Above & Beyond: Man Overboard!
- By Keith Monroe
- Air & Space magazine, May 2000
(Page 2 of 3)
The two Navy men took off and angled up toward where Osipoff was bouncing and flipping. The crew aboard the transport had by then managed to pull him a third of the way back in.
Suddenly Osipoff felt a wrenching smash. Something banged his aching back and shoulders. Then he was twirling again. Cautiously, he opened his eyes. Below him was the wing of another airplane.
From the ground, I could see that Lowrey had maneuvered the biplane under Osipoff, but the aircraft was whipped in the transport’s slipstream and Osipoff twice got dragged across the wing. Lowrey then flew alongside the transport and signaled Johnson to try climbing to find calmer air. Soaked in sweat, Johnson let the nose come up again. He had enough fuel for another 10 minutes.
Time was shortening for Osipoff too. Being jerked through the hatch had broken his chest strap, and his leg straps were hanging on his ankles. “We could see that he was in pretty bad shape because there was blood dripping off the helmet,” McCants later said.
At 3,000 feet Lowrey tried another pass. With McCants standing up in the rear cockpit, Lowrey got Osipoff lined up with the biplane’s left wing and edged in, fighting to keep the propeller away from the jumpmaster’s head. Then Osipoff was above the aircraft, almost close enough to reach. Ahead a little more. Up a little. McCants and Osipoff grabbed each other’s waists and held on. Osipoff’s head went into the rear cockpit. But he was still enmeshed in the lines, and try as he might, McCants couldn’t make room for more than Osipoff’s head. The cockpit was too small.
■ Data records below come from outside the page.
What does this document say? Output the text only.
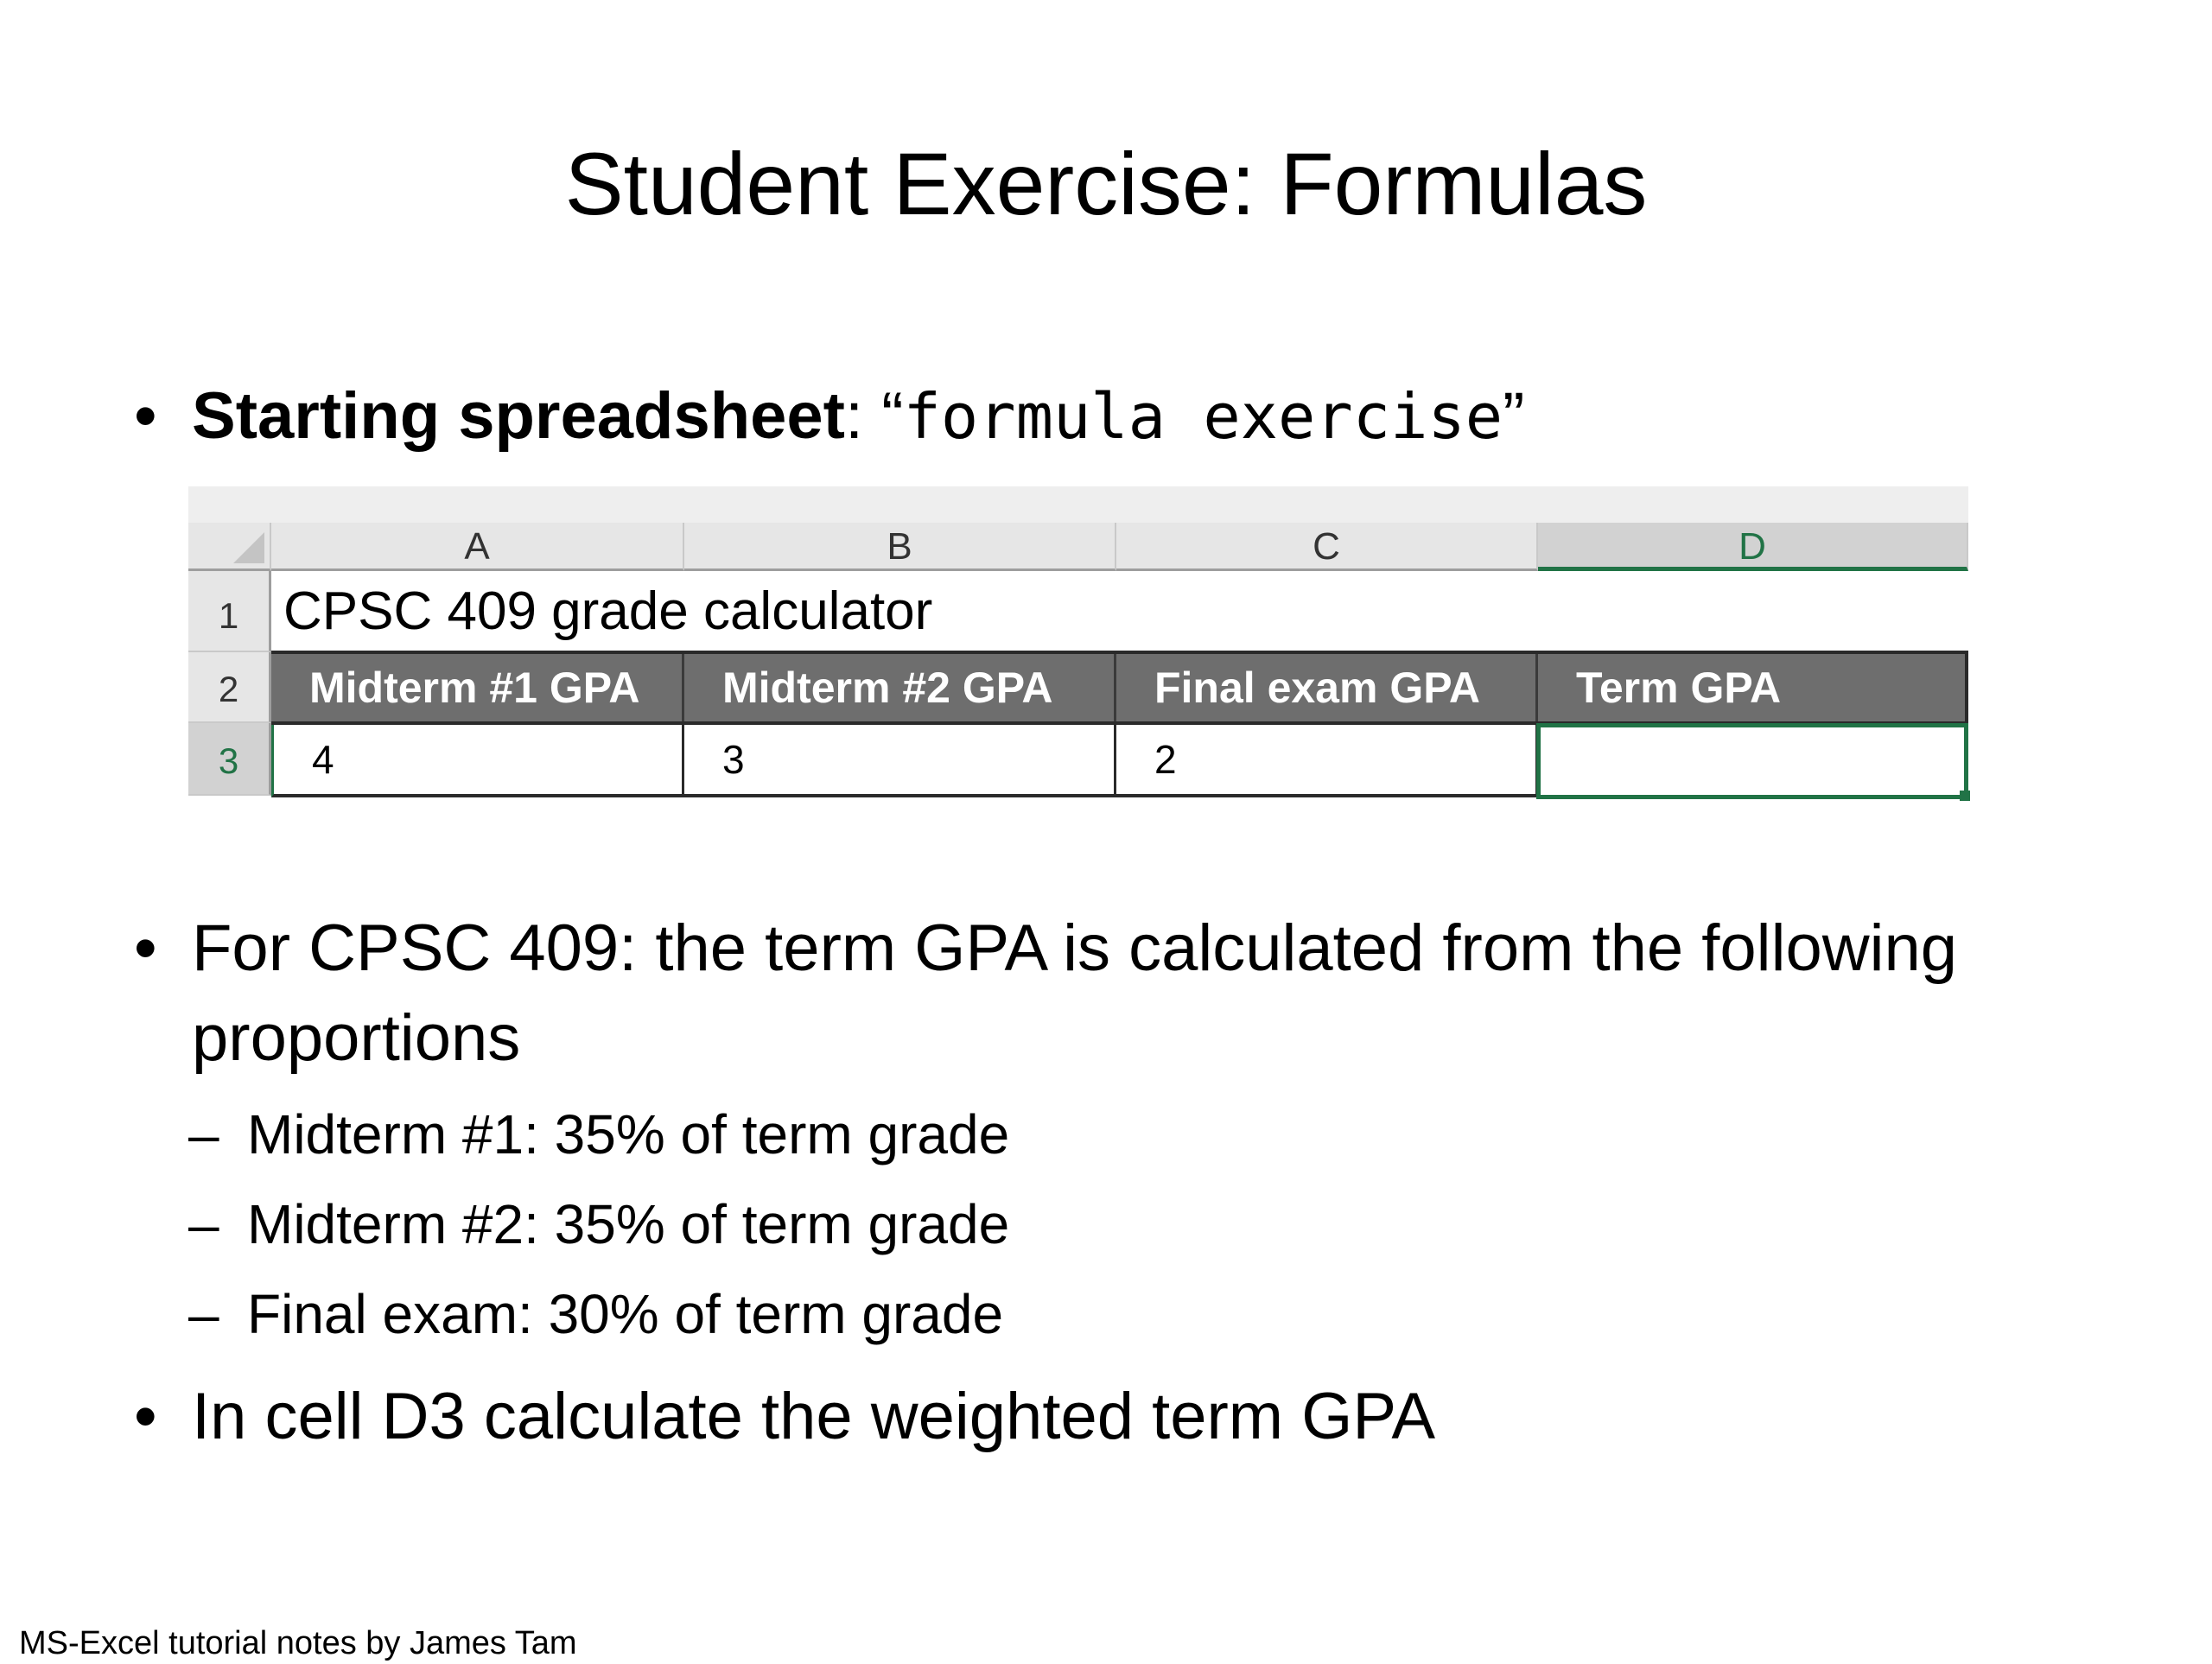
Student Exercise: Formulas
• Starting spreadsheet: “formula exercise”
A	B	C	D
1
2
3
CPSC 409 grade calculator
Midterm #1 GPA	Midterm #2 GPA	Final exam GPA	Term GPA
4	3	2
• For CPSC 409: the term GPA is calculated from the following
proportions
– Midterm #1: 35% of term grade
– Midterm #2: 35% of term grade
– Final exam: 30% of term grade
• In cell D3 calculate the weighted term GPA
MS-Excel tutorial notes by James Tam
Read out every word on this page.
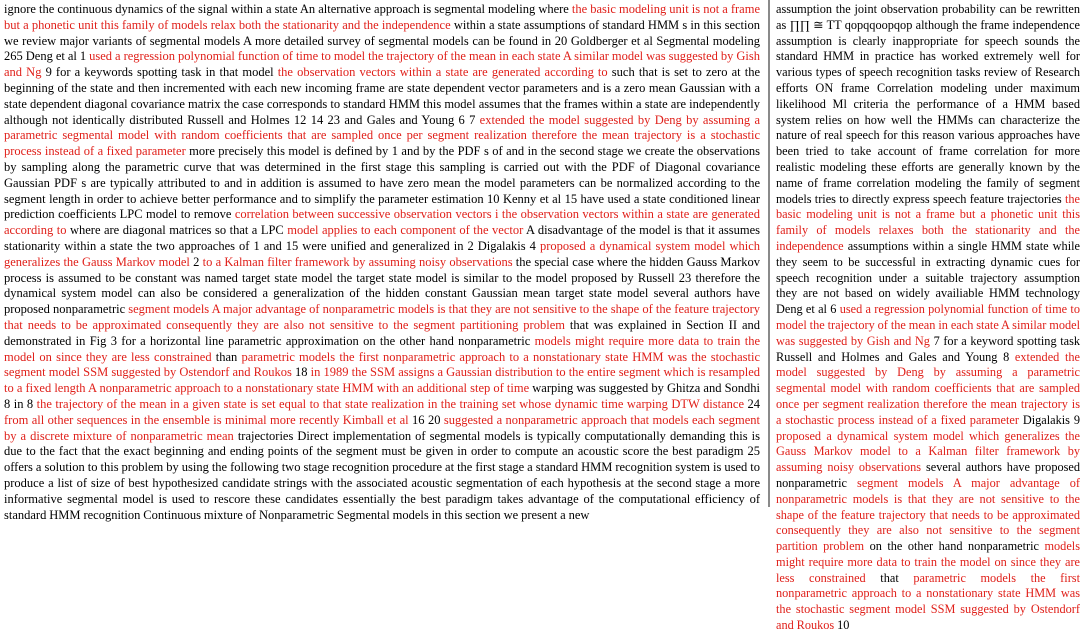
ignore the continuous dynamics of the signal within a state An alternative approach is segmental modeling where the basic modeling unit is not a frame but a phonetic unit this family of models relax both the stationarity and the independence within a state assumptions of standard HMM s in this section we review major variants of segmental models A more detailed survey of segmental models can be found in 20 Goldberger et al Segmental modeling 265 Deng et al 1 used a regression polynomial function of time to model the trajectory of the mean in each state A similar model was suggested by Gish and Ng 9 for a keywords spotting task in that model the observation vectors within a state are generated according to such that is set to zero at the beginning of the state and then incremented with each new incoming frame are state dependent vector parameters and is a zero mean Gaussian with a state dependent diagonal covariance matrix the case corresponds to standard HMM this model assumes that the frames within a state are independently although not identically distributed Russell and Holmes 12 14 23 and Gales and Young 6 7 extended the model suggested by Deng by assuming a parametric segmental model with random coefficients that are sampled once per segment realization therefore the mean trajectory is a stochastic process instead of a fixed parameter more precisely this model is defined by 1 and by the PDF s of and in the second stage we create the observations by sampling along the parametric curve that was determined in the first stage this sampling is carried out with the PDF of Diagonal covariance Gaussian PDF s are typically attributed to and in addition is assumed to have zero mean the model parameters can be normalized according to the segment length in order to achieve better performance and to simplify the parameter estimation 10 Kenny et al 15 have used a state conditioned linear prediction coefficients LPC model to remove correlation between successive observation vectors i the observation vectors within a state are generated according to where are diagonal matrices so that a LPC model applies to each component of the vector A disadvantage of the model is that it assumes stationarity within a state the two approaches of 1 and 15 were unified and generalized in 2 Digalakis 4 proposed a dynamical system model which generalizes the Gauss Markov model 2 to a Kalman filter framework by assuming noisy observations the special case where the hidden Gauss Markov process is assumed to be constant was named target state model the target state model is similar to the model proposed by Russell 23 therefore the dynamical system model can also be considered a generalization of the hidden constant Gaussian mean target state model several authors have proposed nonparametric segment models A major advantage of nonparametric models is that they are not sensitive to the shape of the feature trajectory that needs to be approximated consequently they are also not sensitive to the segment partitioning problem that was explained in Section II and demonstrated in Fig 3 for a horizontal line parametric approximation on the other hand nonparametric models might require more data to train the model on since they are less constrained than parametric models the first nonparametric approach to a nonstationary state HMM was the stochastic segment model SSM suggested by Ostendorf and Roukos 18 in 1989 the SSM assigns a Gaussian distribution to the entire segment which is resampled to a fixed length A nonparametric approach to a nonstationary state HMM with an additional step of time warping was suggested by Ghitza and Sondhi 8 in 8 the trajectory of the mean in a given state is set equal to that state realization in the training set whose dynamic time warping DTW distance 24 from all other sequences in the ensemble is minimal more recently Kimball et al 16 20 suggested a nonparametric approach that models each segment by a discrete mixture of nonparametric mean trajectories Direct implementation of segmental models is typically computationally demanding this is due to the fact that the exact beginning and ending points of the segment must be given in order to compute an acoustic score the best paradigm 25 offers a solution to this problem by using the following two stage recognition procedure at the first stage a standard HMM recognition system is used to produce a list of size of best hypothesized candidate strings with the associated acoustic segmentation of each hypothesis at the second stage a more informative segmental model is used to rescore these candidates essentially the best paradigm takes advantage of the computational efficiency of standard HMM recognition Continuous mixture of Nonparametric Segmental models in this section we present a new
assumption the joint observation probability can be rewritten as ∏∏ ≅ TT qopqqoopqop although the frame independence assumption is clearly inappropriate for speech sounds the standard HMM in practice has worked extremely well for various types of speech recognition tasks review of Research efforts ON frame Correlation modeling under maximum likelihood Ml criteria the performance of a HMM based system relies on how well the HMMs can characterize the nature of real speech for this reason various approaches have been tried to take account of frame correlation for more realistic modeling these efforts are generally known by the name of frame correlation modeling the family of segment models tries to directly express speech feature trajectories the basic modeling unit is not a frame but a phonetic unit this family of models relaxes both the stationarity and the independence assumptions within a single HMM state while they seem to be successful in extracting dynamic cues for speech recognition under a suitable trajectory assumption they are not based on widely availiable HMM technology Deng et al 6 used a regression polynomial function of time to model the trajectory of the mean in each state A similar model was suggested by Gish and Ng 7 for a keyword spotting task Russell and Holmes and Gales and Young 8 extended the model suggested by Deng by assuming a parametric segmental model with random coefficients that are sampled once per segment realization therefore the mean trajectory is a stochastic process instead of a fixed parameter Digalakis 9 proposed a dynamical system model which generalizes the Gauss Markov model to a Kalman filter framework by assuming noisy observations several authors have proposed nonparametric segment models A major advantage of nonparametric models is that they are not sensitive to the shape of the feature trajectory that needs to be approximated consequently they are also not sensitive to the segment partition problem on the other hand nonparametric models might require more data to train the model on since they are less constrained that parametric models the first nonparametric approach to a nonstationary state HMM was the stochastic segment model SSM suggested by Ostendorf and Roukos 10
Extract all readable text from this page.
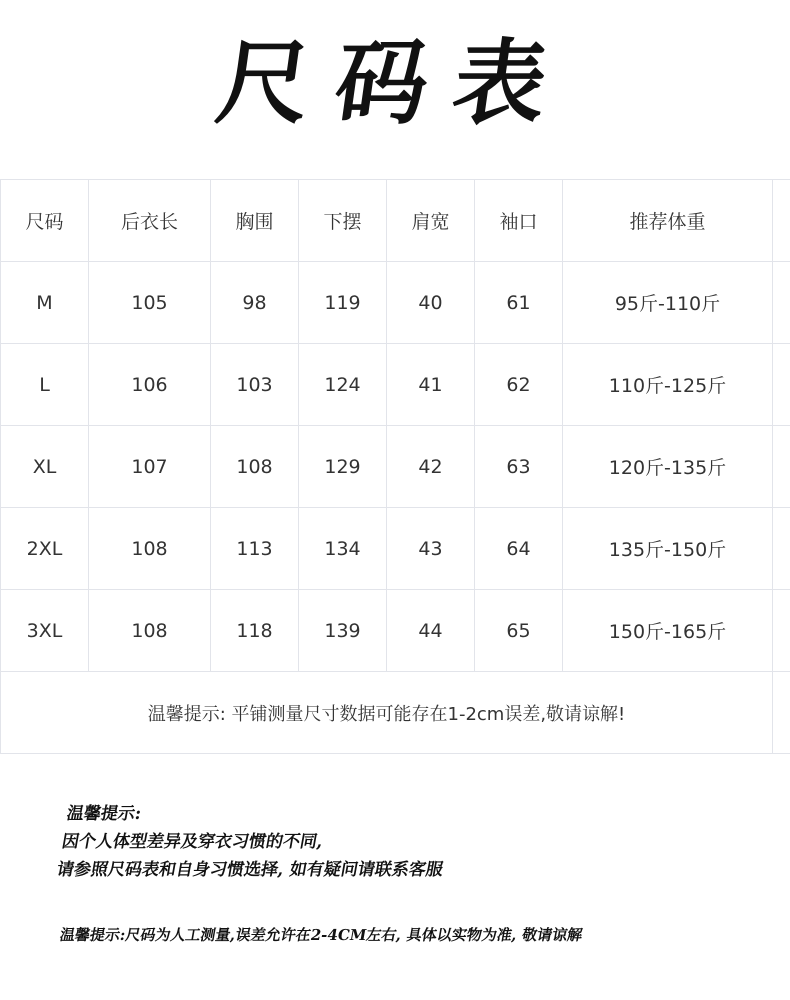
尺码表
尺码	后衣长	胸围	下摆	肩宽	袖口	推荐体重	
M	105	98	119	40	61	95斤-110斤	
L	106	103	124	41	62	110斤-125斤	
XL	107	108	129	42	63	120斤-135斤	
2XL	108	113	134	43	64	135斤-150斤	
3XL	108	118	139	44	65	150斤-165斤	
温馨提示: 平铺测量尺寸数据可能存在1-2cm误差,敬请谅解!							
温馨提示:
因个人体型差异及穿衣习惯的不同,
请参照尺码表和自身习惯选择, 如有疑问请联系客服
温馨提示:尺码为人工测量,误差允许在2-4CM左右, 具体以实物为准, 敬请谅解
Osipoff lay on top of the fuselage, propped in a machine gun crotch aft of the second cockpit, clinging to McCants. Both were hampered by the shroud lines that were tangled in the static cable. Knife in hand, McCants sawed hard to cut Osipoff free. Each second counted—the two aircraft could not stay precisely in position for long.
Then a gust flung the SOC up. With a grinding scream, its propeller sliced 12 inches off the transport’s tailcone fairing.
Lowrey told me later, when I interviewed all the players for a magazine article, that the impact dizzied him for an instant. He realized that by some miracle he was still flying, and so was the transport, a safe distance above him. Osipoff was still horizontal on the top of the biplane’s fuselage. The parachute swirled behind, caught in the SOC’s tail.